Sob uma estética contemporânea sombria e marcada por tensões ético-políticas, a obra oferece um terreno fértil para uma leitura pós-colonial das Relações Internacionais, especialmente à luz da teoria de Frantz Fanon. A perspectiva pós-colonial, enquanto corrente crítica das RI, busca revelar como o legado do colonialismo persiste na produção de hierarquias globais, na construção de identidades e na normalização de relações de dominação entre povos e corpos racializados (Said, 1978).
Nesse sentido, Fanon, em obras como Pele Negra, Máscaras Brancas (2008) e Os Condenados da Terra (1968), descreve como o colonizado é sistematicamente produzido como “Outro” — inferior, perigoso, irracional — por meio de processos de desumanização que sustentam estruturas de poder e legitimam violências materiais e simbólicas. A colonialidade, assim, não depende apenas da administração direta de territórios, mas da manutenção de discursos que definem quem é plenamente humano e quem pode ser descartado, manipulado ou silenciado.
A perspectiva de Fanon analisa as dimensões psicológicas, sociais e políticas do colonialismo, enfatizando como a dominação não opera apenas por meio da violência física, mas também por mecanismos simbólicos que moldam subjetividades e identidades. Fanon argumenta que o colonizador constrói o colonizado como ser inferior, perigoso ou irracional, e essa representação não é apenas uma descrição, mas uma técnica de poder. Ao produzir o Outro como sub-humano, o colonizador legítima intervenções, exploração e práticas de controle que seriam moralmente insustentáveis se dirigidas a sujeitos plenamente reconhecidos como humanos. A desumanização, portanto, não é um efeito colateral do colonialismo, mas uma de suas engrenagens centrais.
A nova adaptação de Frankenstein amplifica esse debate ao reconfigurar a Criatura como produto de uma ambição científica que dialoga explicitamente com a lógica colonial: o desejo de criar, controlar e descartar vidas consideradas subalternas. Na narrativa de 2025, a figura do Dr. Frankenstein é retratada como um sujeito guiado por uma racionalidade tecnocientífica típica do pensamento moderno-ocidental, convencido de que o domínio sobre a natureza e, por extensão, sobre formas de vida não reconhecidas como legítimas é um direito inerente à sua condição de “criador”. Esse impulso ecoa o que Fanon (2008) descreve como a arrogância ontológica do colonizador, que se coloca como medida universal da humanidade, relegando o Outro a um estado liminar, entre o humano e o bestial.

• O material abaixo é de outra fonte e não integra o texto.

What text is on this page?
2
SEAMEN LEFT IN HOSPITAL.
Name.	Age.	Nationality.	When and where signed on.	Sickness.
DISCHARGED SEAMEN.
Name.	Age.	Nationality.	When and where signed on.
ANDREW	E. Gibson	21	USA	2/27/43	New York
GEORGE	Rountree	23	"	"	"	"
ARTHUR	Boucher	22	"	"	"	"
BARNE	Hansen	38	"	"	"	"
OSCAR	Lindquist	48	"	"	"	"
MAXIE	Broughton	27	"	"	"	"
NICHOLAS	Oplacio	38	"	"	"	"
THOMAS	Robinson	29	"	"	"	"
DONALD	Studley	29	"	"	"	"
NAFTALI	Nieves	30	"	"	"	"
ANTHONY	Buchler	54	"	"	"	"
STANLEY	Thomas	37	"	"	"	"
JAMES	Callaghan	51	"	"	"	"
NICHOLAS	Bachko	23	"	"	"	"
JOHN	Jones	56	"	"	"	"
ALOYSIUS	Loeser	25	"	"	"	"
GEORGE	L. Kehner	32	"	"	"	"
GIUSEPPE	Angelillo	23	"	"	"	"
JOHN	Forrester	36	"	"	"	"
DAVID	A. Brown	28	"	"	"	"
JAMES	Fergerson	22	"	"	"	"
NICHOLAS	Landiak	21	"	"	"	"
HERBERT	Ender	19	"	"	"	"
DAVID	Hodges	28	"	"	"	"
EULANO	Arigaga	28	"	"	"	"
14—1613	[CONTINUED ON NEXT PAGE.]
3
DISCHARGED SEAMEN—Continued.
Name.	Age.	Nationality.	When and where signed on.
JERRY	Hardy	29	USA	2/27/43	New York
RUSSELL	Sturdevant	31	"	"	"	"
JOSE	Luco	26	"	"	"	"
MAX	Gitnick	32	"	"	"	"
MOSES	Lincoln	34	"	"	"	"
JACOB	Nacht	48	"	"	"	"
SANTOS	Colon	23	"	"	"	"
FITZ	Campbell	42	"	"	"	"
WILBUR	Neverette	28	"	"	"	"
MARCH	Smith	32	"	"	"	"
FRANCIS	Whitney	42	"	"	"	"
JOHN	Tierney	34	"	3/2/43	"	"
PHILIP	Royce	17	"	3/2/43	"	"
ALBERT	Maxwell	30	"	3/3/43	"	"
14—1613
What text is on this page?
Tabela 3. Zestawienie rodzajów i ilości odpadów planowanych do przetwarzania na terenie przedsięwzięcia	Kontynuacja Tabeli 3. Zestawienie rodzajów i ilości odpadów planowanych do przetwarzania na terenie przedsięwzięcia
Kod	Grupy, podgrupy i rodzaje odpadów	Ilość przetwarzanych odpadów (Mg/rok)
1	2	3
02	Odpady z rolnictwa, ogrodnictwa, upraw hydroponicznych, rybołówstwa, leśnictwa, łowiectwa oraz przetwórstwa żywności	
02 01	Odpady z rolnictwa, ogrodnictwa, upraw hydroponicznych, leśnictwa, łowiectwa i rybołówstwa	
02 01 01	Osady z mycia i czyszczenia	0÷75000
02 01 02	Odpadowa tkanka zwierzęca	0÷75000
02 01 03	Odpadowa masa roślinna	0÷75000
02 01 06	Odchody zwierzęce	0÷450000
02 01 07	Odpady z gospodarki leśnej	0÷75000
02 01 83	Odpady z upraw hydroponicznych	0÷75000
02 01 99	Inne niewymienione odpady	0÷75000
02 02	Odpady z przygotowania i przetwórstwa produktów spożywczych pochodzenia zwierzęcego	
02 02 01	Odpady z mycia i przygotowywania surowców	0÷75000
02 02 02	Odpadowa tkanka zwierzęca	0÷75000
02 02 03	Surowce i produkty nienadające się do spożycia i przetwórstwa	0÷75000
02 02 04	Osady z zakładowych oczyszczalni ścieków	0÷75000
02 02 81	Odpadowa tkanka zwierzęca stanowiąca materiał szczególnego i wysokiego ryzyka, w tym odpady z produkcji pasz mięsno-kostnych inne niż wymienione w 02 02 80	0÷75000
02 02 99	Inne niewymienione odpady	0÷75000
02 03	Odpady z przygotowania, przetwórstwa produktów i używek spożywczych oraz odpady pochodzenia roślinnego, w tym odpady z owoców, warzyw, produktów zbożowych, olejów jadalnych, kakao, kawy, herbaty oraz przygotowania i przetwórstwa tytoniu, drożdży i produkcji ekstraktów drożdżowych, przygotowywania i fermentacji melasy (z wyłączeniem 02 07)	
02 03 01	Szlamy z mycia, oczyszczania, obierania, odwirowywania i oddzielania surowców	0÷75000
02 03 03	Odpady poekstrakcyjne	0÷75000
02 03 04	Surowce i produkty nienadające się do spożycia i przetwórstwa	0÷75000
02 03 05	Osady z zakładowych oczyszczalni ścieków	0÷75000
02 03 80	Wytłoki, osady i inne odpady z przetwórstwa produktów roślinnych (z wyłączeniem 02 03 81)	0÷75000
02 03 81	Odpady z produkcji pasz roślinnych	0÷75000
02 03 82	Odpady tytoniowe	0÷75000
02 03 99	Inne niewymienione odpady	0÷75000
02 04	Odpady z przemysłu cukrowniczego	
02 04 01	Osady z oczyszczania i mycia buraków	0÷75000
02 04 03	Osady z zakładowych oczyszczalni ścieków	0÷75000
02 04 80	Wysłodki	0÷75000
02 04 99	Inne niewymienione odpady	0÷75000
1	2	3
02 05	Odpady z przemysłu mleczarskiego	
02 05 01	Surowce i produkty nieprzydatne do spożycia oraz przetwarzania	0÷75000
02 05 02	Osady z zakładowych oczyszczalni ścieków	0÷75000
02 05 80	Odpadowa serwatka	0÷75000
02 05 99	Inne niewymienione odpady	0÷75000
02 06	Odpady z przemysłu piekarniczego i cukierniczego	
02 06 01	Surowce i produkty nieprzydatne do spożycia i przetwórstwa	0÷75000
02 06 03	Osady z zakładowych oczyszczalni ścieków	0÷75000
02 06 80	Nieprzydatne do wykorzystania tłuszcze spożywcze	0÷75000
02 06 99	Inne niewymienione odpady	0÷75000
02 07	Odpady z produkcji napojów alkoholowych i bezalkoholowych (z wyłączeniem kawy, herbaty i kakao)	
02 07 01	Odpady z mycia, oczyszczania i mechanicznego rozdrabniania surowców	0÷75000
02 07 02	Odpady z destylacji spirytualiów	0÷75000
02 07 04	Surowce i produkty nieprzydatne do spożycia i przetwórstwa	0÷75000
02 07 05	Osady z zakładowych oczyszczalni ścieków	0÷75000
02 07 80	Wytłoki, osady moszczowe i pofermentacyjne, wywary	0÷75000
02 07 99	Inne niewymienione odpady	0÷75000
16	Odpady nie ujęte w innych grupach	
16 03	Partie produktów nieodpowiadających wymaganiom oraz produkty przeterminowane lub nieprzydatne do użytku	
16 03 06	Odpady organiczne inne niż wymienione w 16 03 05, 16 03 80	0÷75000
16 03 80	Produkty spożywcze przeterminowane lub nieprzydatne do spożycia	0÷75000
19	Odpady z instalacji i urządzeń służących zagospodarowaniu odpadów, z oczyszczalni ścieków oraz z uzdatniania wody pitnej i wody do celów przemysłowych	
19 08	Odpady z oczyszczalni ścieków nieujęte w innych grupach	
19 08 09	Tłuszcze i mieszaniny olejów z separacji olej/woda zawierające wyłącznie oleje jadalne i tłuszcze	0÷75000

Essa lógica se reflete diretamente na criatura concebida por Victor Frankenstein: ela é percebida, desde o primeiro instante, como um objeto, ameaça e aberração; nunca como alguém dotado de sensibilidade, humanidade ou pensamento, embora compartilhe da mesma origem intelectual de seu criador. A criatura não nasce monstro; ela é transformada em um pela ótica que a aprisiona na posição de alteridade absoluta. E, ao fazê-lo, expõe o próprio Victor como o agente da violência que permeia toda a narrativa do filme (TETELOU, 2025).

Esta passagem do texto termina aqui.